In deze studie onderzoeken we hoe een interdisciplinair robotica-curriculum – aangeboden als onderdeel van de schooldag – de houding van leerlingen ten opzichte van STEM-vakken beïnvloedde. De onderzoeksvragen zijn:
- Welke invloed had een zes weken durend interdisciplinair robotica-curriculum op de houding van studenten tegenover STEM-vakken?
- Welke soorten waargenomen voordelen of leerervaringen worden waargenomen als leerlingen het robotica-curriculum doorlopen?
Het voortdurende onderzoek naar hoe robotica leerlingen in de bovenbouw van het basisonderwijs ten goede kan komen, is van toenemend belang om de perceptie van studenten over STEM te verbeteren en hopelijk de betrokkenheid en resultaten te verbeteren. Met dit onderzoek willen wij een bijdrage leveren aan het onderzoek door het onderzoeken van:
- leerlingen van het derde tot en met het vijfde leerjaar
- een robotica-curriculum dat in de schooldag werd geïntegreerd en gedurende zes weken werd gegeven
- interdisciplinaire roboticalessen die aansluiten bij STEM-normen
- een robotica-kit ontworpen voor studenten van elementaire leeftijd
Methoden
Dit onderzoek werd uitgevoerd in een openbaar schooldistrict in West-Pennsylvania met in totaal 104 leerlingen verdeeld over drie leerjaren. De leraar die het robotica-curriculum heeft ontwikkeld en gegeven, fungeert als elementaire technologie-integrator voor het district en zorgt ervoor dat de leerlingen volgens een roulerend schema werken. Dit onderzoek omvat zowel kwantitatieve als kwalitatieve gegevens. Studenten beantwoordden enquêtevragen om hun houding ten opzichte van STEM-onderwerpen empirisch te evalueren voor en na een robotica-curriculum. Daarnaast hield de docent een dagboek bij waarin ze aantekeningen en reflecties noteerde over het gedrag en het leren van leerlingen tijdens de STEM-labs en de activiteiten die ze voltooiden.

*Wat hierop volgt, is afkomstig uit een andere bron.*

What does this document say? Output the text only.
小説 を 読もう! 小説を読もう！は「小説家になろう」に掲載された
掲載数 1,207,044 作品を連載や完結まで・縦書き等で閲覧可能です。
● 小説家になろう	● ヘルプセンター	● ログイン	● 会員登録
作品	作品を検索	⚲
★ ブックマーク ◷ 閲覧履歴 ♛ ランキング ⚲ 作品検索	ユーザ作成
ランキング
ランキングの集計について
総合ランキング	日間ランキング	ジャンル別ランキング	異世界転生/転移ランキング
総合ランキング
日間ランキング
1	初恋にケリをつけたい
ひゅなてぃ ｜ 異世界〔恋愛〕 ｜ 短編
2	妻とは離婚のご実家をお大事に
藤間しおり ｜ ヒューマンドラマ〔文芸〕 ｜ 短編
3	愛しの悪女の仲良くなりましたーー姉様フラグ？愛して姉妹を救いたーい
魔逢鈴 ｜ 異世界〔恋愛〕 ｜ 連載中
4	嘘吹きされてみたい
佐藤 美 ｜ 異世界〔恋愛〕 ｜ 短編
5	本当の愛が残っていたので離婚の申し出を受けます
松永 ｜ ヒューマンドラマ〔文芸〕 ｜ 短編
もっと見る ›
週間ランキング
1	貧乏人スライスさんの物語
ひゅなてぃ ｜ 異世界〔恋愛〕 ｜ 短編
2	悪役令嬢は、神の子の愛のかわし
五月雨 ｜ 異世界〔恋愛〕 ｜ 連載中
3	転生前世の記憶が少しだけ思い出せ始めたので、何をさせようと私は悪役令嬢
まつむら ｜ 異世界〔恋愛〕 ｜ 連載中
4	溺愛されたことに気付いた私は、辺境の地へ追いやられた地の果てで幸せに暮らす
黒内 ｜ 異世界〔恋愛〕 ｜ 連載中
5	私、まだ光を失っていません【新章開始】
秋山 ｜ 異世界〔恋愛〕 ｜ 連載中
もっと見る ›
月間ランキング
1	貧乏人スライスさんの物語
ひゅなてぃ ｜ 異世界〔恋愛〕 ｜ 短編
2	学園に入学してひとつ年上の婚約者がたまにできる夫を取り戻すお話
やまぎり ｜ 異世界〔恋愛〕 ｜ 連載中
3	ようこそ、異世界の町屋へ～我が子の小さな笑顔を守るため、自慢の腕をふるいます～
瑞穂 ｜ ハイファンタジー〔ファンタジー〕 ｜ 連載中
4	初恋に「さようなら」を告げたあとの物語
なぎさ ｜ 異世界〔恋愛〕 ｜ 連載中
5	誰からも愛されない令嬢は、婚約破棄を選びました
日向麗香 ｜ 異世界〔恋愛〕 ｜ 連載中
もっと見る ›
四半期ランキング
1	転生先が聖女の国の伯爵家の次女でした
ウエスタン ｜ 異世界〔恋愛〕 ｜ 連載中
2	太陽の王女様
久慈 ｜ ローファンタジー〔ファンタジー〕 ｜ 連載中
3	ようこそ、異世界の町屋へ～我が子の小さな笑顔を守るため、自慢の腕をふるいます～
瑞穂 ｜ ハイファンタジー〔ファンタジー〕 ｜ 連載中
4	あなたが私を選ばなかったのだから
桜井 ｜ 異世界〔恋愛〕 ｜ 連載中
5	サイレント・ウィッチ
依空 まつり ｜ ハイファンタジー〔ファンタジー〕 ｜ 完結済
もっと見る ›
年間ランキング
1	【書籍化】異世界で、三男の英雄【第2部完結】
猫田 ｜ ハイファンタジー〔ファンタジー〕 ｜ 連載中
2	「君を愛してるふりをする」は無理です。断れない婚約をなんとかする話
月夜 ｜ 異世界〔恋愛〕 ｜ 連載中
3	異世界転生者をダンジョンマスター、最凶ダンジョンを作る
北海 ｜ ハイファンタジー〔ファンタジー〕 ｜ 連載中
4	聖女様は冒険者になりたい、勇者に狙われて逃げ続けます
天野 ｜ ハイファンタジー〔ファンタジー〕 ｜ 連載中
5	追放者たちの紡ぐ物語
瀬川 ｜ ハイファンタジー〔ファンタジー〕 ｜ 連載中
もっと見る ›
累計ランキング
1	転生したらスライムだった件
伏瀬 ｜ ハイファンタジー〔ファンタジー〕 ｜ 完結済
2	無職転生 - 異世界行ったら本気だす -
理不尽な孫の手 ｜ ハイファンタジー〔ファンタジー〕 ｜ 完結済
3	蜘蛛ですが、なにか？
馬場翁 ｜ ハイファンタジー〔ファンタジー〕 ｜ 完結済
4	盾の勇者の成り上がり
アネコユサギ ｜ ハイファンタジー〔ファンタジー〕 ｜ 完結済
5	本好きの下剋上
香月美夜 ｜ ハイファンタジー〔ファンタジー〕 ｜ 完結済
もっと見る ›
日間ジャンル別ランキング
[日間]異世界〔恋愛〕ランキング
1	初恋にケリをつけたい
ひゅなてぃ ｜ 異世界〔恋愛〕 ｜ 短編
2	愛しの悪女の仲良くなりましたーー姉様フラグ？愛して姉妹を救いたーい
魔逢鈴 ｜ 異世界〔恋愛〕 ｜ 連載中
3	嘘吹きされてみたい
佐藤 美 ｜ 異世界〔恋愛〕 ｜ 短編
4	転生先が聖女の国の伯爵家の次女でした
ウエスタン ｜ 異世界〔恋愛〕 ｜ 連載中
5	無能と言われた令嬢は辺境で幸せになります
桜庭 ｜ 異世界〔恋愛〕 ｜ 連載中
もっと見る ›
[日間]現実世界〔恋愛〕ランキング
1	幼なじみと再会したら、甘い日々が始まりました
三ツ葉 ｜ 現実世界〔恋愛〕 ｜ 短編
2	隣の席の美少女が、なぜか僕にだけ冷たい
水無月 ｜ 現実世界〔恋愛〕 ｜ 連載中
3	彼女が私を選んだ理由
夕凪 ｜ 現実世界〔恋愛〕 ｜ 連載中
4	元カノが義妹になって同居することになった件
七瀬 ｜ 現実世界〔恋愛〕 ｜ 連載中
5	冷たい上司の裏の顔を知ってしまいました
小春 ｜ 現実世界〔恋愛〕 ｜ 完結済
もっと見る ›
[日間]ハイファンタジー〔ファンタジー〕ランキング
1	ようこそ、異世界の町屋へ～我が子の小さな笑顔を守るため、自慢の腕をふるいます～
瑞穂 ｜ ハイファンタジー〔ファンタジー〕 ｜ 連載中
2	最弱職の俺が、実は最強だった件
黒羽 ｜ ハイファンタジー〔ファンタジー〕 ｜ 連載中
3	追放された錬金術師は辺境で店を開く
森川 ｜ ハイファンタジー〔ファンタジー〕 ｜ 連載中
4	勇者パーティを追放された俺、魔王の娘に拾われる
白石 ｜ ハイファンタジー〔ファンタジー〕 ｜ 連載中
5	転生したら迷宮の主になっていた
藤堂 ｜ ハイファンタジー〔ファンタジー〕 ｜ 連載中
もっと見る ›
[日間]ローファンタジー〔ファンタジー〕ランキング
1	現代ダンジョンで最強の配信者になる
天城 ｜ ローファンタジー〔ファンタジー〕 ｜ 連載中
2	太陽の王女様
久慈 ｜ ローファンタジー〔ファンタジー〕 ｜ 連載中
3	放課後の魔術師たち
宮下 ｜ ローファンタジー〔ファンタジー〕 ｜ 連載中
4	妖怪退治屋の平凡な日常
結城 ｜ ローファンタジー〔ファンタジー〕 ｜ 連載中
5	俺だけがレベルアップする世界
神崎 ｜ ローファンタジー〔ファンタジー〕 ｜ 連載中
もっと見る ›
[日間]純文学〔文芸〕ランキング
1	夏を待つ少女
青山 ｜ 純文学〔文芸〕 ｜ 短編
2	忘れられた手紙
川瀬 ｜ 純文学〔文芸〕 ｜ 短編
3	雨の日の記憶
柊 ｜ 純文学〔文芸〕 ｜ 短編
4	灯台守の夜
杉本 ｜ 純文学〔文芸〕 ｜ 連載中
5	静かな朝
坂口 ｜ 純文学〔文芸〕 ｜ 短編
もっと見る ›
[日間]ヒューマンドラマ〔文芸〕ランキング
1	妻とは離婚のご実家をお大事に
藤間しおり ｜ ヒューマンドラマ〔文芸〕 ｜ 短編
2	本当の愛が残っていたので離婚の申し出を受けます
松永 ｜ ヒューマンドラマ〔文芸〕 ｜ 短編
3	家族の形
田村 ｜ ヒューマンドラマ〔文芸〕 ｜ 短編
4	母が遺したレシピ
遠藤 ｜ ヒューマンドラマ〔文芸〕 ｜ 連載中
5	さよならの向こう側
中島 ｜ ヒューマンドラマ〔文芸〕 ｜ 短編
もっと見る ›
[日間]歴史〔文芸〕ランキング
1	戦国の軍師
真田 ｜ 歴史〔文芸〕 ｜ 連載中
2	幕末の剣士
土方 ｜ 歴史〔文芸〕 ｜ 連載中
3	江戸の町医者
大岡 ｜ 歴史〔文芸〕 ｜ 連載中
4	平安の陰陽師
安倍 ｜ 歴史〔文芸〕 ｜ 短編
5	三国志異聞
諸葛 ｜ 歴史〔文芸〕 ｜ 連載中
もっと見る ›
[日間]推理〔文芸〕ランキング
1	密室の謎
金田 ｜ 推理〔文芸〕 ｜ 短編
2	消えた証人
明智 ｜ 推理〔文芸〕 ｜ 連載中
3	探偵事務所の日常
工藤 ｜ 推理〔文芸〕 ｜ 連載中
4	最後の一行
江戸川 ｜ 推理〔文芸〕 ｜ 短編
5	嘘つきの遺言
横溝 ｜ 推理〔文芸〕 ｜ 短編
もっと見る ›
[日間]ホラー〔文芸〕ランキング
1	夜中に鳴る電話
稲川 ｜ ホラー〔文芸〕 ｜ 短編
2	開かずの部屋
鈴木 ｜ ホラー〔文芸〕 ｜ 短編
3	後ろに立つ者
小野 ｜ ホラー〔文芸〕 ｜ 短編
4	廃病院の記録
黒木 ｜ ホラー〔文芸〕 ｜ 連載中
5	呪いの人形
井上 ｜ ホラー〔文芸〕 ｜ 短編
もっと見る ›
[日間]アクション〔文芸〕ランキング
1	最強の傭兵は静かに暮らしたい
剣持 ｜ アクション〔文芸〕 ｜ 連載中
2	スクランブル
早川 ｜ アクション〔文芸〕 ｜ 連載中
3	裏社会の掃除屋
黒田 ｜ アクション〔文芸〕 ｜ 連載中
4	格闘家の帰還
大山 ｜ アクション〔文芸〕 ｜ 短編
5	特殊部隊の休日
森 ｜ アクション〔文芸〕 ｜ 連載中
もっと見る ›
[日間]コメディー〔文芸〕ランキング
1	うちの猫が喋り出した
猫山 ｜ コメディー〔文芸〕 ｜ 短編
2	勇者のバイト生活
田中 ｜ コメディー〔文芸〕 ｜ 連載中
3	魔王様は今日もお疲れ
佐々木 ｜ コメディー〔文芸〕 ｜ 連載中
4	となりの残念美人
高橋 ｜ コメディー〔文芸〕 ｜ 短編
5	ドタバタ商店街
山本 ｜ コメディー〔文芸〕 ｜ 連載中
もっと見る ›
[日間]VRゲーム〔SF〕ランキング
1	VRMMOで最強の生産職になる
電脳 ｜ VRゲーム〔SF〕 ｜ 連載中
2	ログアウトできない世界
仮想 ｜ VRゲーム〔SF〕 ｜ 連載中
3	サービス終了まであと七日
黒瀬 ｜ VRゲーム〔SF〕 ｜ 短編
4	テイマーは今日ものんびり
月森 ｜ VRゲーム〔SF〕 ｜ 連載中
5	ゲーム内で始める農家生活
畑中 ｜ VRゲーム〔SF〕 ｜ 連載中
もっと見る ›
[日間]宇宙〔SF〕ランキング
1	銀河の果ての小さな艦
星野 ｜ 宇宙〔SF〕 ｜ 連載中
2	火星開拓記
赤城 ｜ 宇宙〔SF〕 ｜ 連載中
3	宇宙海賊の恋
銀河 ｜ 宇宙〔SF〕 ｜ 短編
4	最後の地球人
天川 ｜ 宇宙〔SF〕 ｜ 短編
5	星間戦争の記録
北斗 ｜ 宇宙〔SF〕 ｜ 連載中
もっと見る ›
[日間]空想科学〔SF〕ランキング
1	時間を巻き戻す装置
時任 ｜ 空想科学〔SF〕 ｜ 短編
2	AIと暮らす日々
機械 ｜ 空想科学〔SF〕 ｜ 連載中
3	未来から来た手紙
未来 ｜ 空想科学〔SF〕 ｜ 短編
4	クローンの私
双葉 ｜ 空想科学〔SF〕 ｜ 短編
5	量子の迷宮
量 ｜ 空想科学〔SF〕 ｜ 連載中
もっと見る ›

Vooronderzoek. Om de perceptie van leerlingen over STEM-onderwerpen te evalueren, hebben leerlingen de Student Attitudes towards STEM Survey - Upper Elementary School Students (Friday Institute for Educational Innovation, 2012) ingevuld. Om het proces voor de leerlingen gemakkelijker te maken, heeft de docent de enquête-items in tabelvorm opnieuw gemaakt en de neutrale optie verwijderd waarvan zij dacht dat deze bij het beantwoorden verwarring bij de leerlingen zou veroorzaken.

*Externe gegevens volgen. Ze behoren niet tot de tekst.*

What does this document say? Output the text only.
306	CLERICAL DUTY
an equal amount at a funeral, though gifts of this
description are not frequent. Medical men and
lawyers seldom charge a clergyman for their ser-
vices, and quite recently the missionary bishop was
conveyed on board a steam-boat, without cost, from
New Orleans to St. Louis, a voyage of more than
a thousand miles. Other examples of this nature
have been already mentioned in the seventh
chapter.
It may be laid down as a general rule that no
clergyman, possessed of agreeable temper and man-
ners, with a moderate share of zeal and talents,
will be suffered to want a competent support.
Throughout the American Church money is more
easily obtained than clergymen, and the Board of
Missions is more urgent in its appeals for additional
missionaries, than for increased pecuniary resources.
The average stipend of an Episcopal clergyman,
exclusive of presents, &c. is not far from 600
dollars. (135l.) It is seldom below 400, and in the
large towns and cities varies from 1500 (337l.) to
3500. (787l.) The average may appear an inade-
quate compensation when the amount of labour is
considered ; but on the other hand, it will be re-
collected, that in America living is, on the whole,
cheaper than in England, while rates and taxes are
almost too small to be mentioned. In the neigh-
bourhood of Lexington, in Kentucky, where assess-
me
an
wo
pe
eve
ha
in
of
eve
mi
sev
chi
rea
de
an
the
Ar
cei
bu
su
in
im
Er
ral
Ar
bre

Brieven waarin het onderzoeksproject werd beschreven en toestemmingsformulieren werden met de leerlingen mee naar huis gestuurd ter beoordeling door de ouders. Om deel te nemen aan dit onderzoek moesten de studenten een ondertekend toestemmingsformulier terugsturen. Het enquête-instrument werd afgedrukt en tijdens een persoonlijke les onder de studenten verspreid. Studenten die het toestemmingsformulier terugstuurden, namen deel aan de enquête, terwijl de studenten die dat niet deden gedurende die tijd een andere activiteit kregen. De instructies werden voorgelezen aan de studenten en sommige termen werden op verzoek gedefinieerd. De enquêtes werden van maandag tot en met woensdag van dezelfde week afgenomen door leerlingen van het derde, vierde en vijfde leerjaar.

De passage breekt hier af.